Capital Orchestra begins
EAST MONTPELIER – The Capital Orchestra, an orchestra for adult amateur musicians who want to play in a large ensemble, resumes on Monday, Sept. 22, 7 to 9 p.m. at the U-32 School Band Room. No audition is required. There are openings for all instruments: strings, winds, brass, percussion. Under the direction of Bill Keck and with the assistance of Ron Mori, the orchestra will work on Vaughan Williams' "Rhosymedre" and Haydn's Symphony No. 104 ("London"), plus other repertoire for the holiday concert on Monday, Dec. 8.
There is a fee of $50 for the semester. If you are interested in playing, contact the orchestra manager in advance so music can be assembled for you: Joan Stepenske, (802) 223-8610, or e-mail joanske@sover.net.
Takács Quartet
HANOVER, N.H. — The Takács Quartet, widely considered one of the world's finest string quartets, will perform a program of Mozart, Bartók and Schumann in the Hopkins Center's Spaulding Auditorium, Saturday, Sept. 27. Founded more than 30 years ago, the quartet is renowned for the ability to fuse four distinct, expressive musical personalities into gripping, unified interpretations.
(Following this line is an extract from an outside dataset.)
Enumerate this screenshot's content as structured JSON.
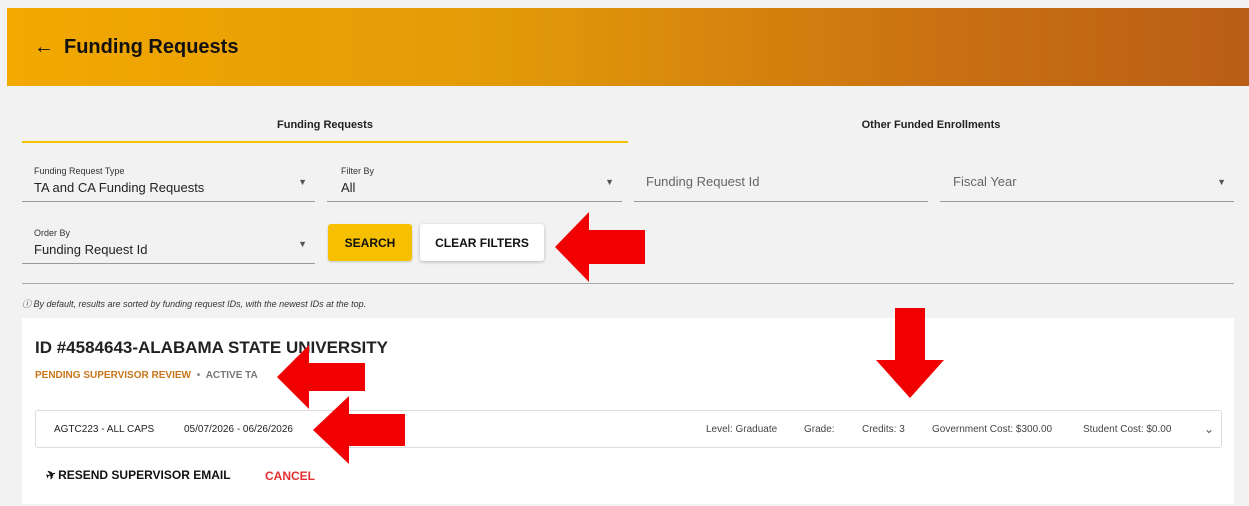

Wrote Gramophone magazine recently, "The Takács have the ability to make you believe that there's no other possible way the music should go, and the strength to overturn preconceptions that comes only with the greatest performers." The ensemble's recording of the six Bartók String Quartets — the second of which they will play at the Hop — received the 1998 Gramophone Award for chamber music and, in 1999, was nominated for a Grammy. Along with the Bartók, the Hop program will consist of Mozart's Quartet in d minor, K. 575, and Schumann's Quartet, Op. 41 No. 3. Based in Boulder at the University of Colorado, the Takács Quartet performs 90 concerts a year worldwide, performing throughout Europe as well as in Australia, New Zealand, Japan and Korea.
For tickets, call the Hopkins Center Box Office, call (603) 646-2422 or www.hop.dartmouth.edu
Veretski Pass
BURLINGTON – Veretski Pass, whose music has been called "mysterious, enthralling, and beautiful" by the Hartford Courant, performs on the UVM Lane Series' opening night concert on Friday, Sept. 26 at 7:30 p.m., at the UVM Recital Hall. There will be a free, pre-concert talk with the artists in the hall at 6:30. Taking their name from a pass in the Carpathian Mountains where Jews and Magyars first immigrated to central Europe, Veretski Pass performs music of the old-country: melodies from Medieval Poland, dances from Bessarabia, Ruthenia, and Bukovina, music with origins in the Ottoman Empire, and beyond. It is from this collage of cultures, where Jews, Moslems, Magyars, Rumanians, Ukranians, and Roma shared their traditional tunes, melodies, and instruments, that Veretski Pass draws their joyful and celebratory brand of music. The three musicians of Veretski Pass (Cookie Segelstein, Joshua Horowitz and Stuart Brotman) have performed with some of the iconic Eastern-European performers of our time, including the Klezmatics, the Klezmer Conservatory Band, Brave Old World, Andy Statman, and Klezmorim. Their instruments include violin, scoradatura violin, viola, cimbalom, button accordion, bass, baraban, tilinca and more. They recently performed at the Concertgebouw in Amsterdam to a sold-out audience.